There may be Japanese history and culture (including looking at the map), language, simple science, psychology, math, geometry, anatomy, the universe, or simple physics taught at various times to help the students develop more depth of understanding.   Therefore the class may sometimes seem like it doesn't have anything to do with a martial art.  Often, when students are hot and sweaty I will read the historical fiction story of Musashi, a famous swordsman of the early 17th century (the characters were real, many of the main events happened, but actual interactions are guessed).   This story incorporates the historical characteristics of the ancient Samurai culture which still influences Japan to these modern times. Musashi wrote a famous book of fighting strategy titled, "The Five Rings", which is still studied and used today.  I have a business book entitled "The Five Rings used in Japanese Business".

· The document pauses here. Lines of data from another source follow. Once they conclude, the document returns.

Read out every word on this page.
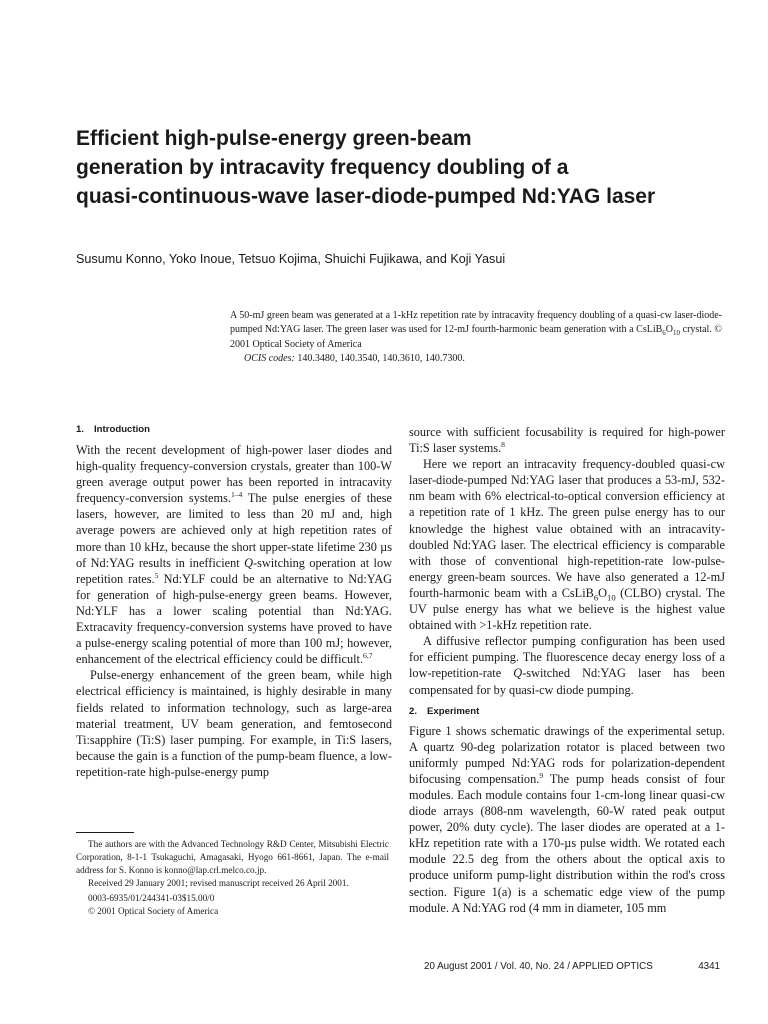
Efficient high-pulse-energy green-beam
generation by intracavity frequency doubling of a
quasi-continuous-wave laser-diode-pumped Nd:YAG laser
Susumu Konno, Yoko Inoue, Tetsuo Kojima, Shuichi Fujikawa, and Koji Yasui
A 50-mJ green beam was generated at a 1-kHz repetition rate by intracavity frequency doubling of a quasi-cw laser-diode-pumped Nd:YAG laser. The green laser was used for 12-mJ fourth-harmonic beam generation with a $CsLiB_6O_{10}$ crystal. © 2001 Optical Society of America
OCIS codes: 140.3480, 140.3540, 140.3610, 140.7300.
1. Introduction

With the recent development of high-power laser diodes and high-quality frequency-conversion crystals, greater than 100-W green average output power has been reported in intracavity frequency-conversion systems.$^{1-4}$ The pulse energies of these lasers, however, are limited to less than 20 mJ and, high average powers are achieved only at high repetition rates of more than 10 kHz, because the short upper-state lifetime 230 µs of Nd:YAG results in inefficient Q-switching operation at low repetition rates.$^5$ Nd:YLF could be an alternative to Nd:YAG for generation of high-pulse-energy green beams. However, Nd:YLF has a lower scaling potential than Nd:YAG. Extracavity frequency-conversion systems have proved to have a pulse-energy scaling potential of more than 100 mJ; however, enhancement of the electrical efficiency could be difficult.$^{6,7}$

Pulse-energy enhancement of the green beam, while high electrical efficiency is maintained, is highly desirable in many fields related to information technology, such as large-area material treatment, UV beam generation, and femtosecond Ti:sapphire (Ti:S) laser pumping. For example, in Ti:S lasers, because the gain is a function of the pump-beam fluence, a low-repetition-rate high-pulse-energy pump

source with sufficient focusability is required for high-power Ti:S laser systems.$^8$

Here we report an intracavity frequency-doubled quasi-cw laser-diode-pumped Nd:YAG laser that produces a 53-mJ, 532-nm beam with 6% electrical-to-optical conversion efficiency at a repetition rate of 1 kHz. The green pulse energy has to our knowledge the highest value obtained with an intracavity-doubled Nd:YAG laser. The electrical efficiency is comparable with those of conventional high-repetition-rate low-pulse-energy green-beam sources. We have also generated a 12-mJ fourth-harmonic beam with a $CsLiB_6O_{10}$ (CLBO) crystal. The UV pulse energy has what we believe is the highest value obtained with >1-kHz repetition rate.

A diffusive reflector pumping configuration has been used for efficient pumping. The fluorescence decay energy loss of a low-repetition-rate Q-switched Nd:YAG laser has been compensated for by quasi-cw diode pumping.

2. Experiment

Figure 1 shows schematic drawings of the experimental setup. A quartz 90-deg polarization rotator is placed between two uniformly pumped Nd:YAG rods for polarization-dependent bifocusing compensation.$^9$ The pump heads consist of four modules. Each module contains four 1-cm-long linear quasi-cw diode arrays (808-nm wavelength, 60-W rated peak output power, 20% duty cycle). The laser diodes are operated at a 1-kHz repetition rate with a 170-µs pulse width. We rotated each module 22.5 deg from the others about the optical axis to produce uniform pump-light distribution within the rod's cross section. Figure 1(a) is a schematic edge view of the pump module. A Nd:YAG rod (4 mm in diameter, 105 mm

The authors are with the Advanced Technology R&D Center, Mitsubishi Electric Corporation, 8-1-1 Tsukaguchi, Amagasaki, Hyogo 661-8661, Japan. The e-mail address for S. Konno is konno@lap.crl.melco.co.jp.

Received 29 January 2001; revised manuscript received 26 April 2001.

0003-6935/01/244341-03$15.00/0

© 2001 Optical Society of America

20 August 2001 / Vol. 40, No. 24 / APPLIED OPTICS	4341
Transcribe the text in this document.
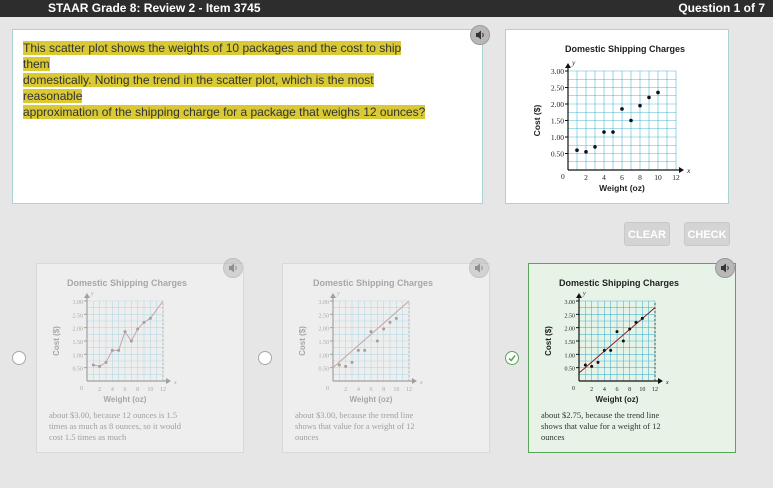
STAAR Grade 8: Review 2 - Item 3745	Question 1 of 7
This scatter plot shows the weights of 10 packages and the cost to ship them
domestically. Noting the trend in the scatter plot, which is the most reasonable
approximation of the shipping charge for a package that weighs 12 ounces?
Domestic Shipping Charges
x
y
0	2 4 6 8 10 12
0.50
1.00
1.50
2.00
2.50
3.00
Weight (oz)
Cost ($)
CLEAR	CHECK
Domestic Shipping Charges
x
y
0	2 4 6 8 10 12
0.50
1.00
1.50
2.00
2.50
3.00
Weight (oz)
Cost ($)
about $3.00, because 12 ounces is 1.5 times as much as 8 ounces, so it would cost 1.5 times as much
Domestic Shipping Charges
x
y
0	2 4 6 8 10 12
0.50
1.00
1.50
2.00
2.50
3.00
Weight (oz)
Cost ($)
about $3.00, because the trend line shows that value for a weight of 12 ounces
Domestic Shipping Charges
x
y
0	2 4 6 8 10 12
0.50
1.00
1.50
2.00
2.50
3.00
Weight (oz)
Cost ($)
about $2.75, because the trend line shows that value for a weight of 12 ounces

It may also appear that we play a lot.   The Japanese will ask, "How long have you played Aikido?"  The Americans ask, "How long have you practiced Aikido?"  I prefer the former.  So we strive to "Play Aikido".   That does not mean it is not serious.  It is.  Especially in the Adult classes.   We have fun, but it is still as serious as a heart attack.  

One of the primary differences of Aikido classes are the sounds.   Karate, Tai Kwon Do, Judo and some other martial arts have loud Kiai's (shouts) etc.   Good, fun Aikido classes are filled with laughter. 

I am not a strict disciplinarian.  The stress in these classes is for self control.   If it is not immediately forthcoming, I usually don't worry too much about it.   Soon the student will recognize there are small recognitions of accomplishment which lead to advancement (colored tape stripes on the belt).  If the student cannot control him or herself enough then these stripes will not be put on.   Almost all of the students clearly desire this recognition.  It's something to show Mom and Dad.  "Look what I got!"   I will let the student who is not behaving know this is exactly why he or she did not get the stripe.  I also expect that the parent will tell the student what is and isn't acceptable.  When the student figures it out that paying attention and doing what is asked and being able to show the knowledge, the stripes as rewards show up.    

As students advance the techniques become more traditional Aikido techniques which increase in complexity with each test.  Senior students are expected to help junior students learn and advance.  These older students may advance faster than the young students because of maturity, attention focus, higher comprehension and the abilities of the advanced students to help the junior students.   Each student can advance at their rates of comprehension.  Some are faster, others are slower.

Starting with the sixth test, students learn Aiki Weapons handling skills.  This develops deeper understanding of the empty hand skills and students learn to understand how the techniques developed through history of Japan.  By this time the students should understand that techniques can be dangerous and they must be careful not to hurt others.

Class may end with another game or just a bow out depending on time constraints and the general proficiency level of the class.   The higher the rank, the more techniques known, the more the practice begins to feel like play.    The bows and claps at the beginning and end are to call the spirits of the old past "Masters" to come watch over our practice and to release their spirits back to the universe once class is over.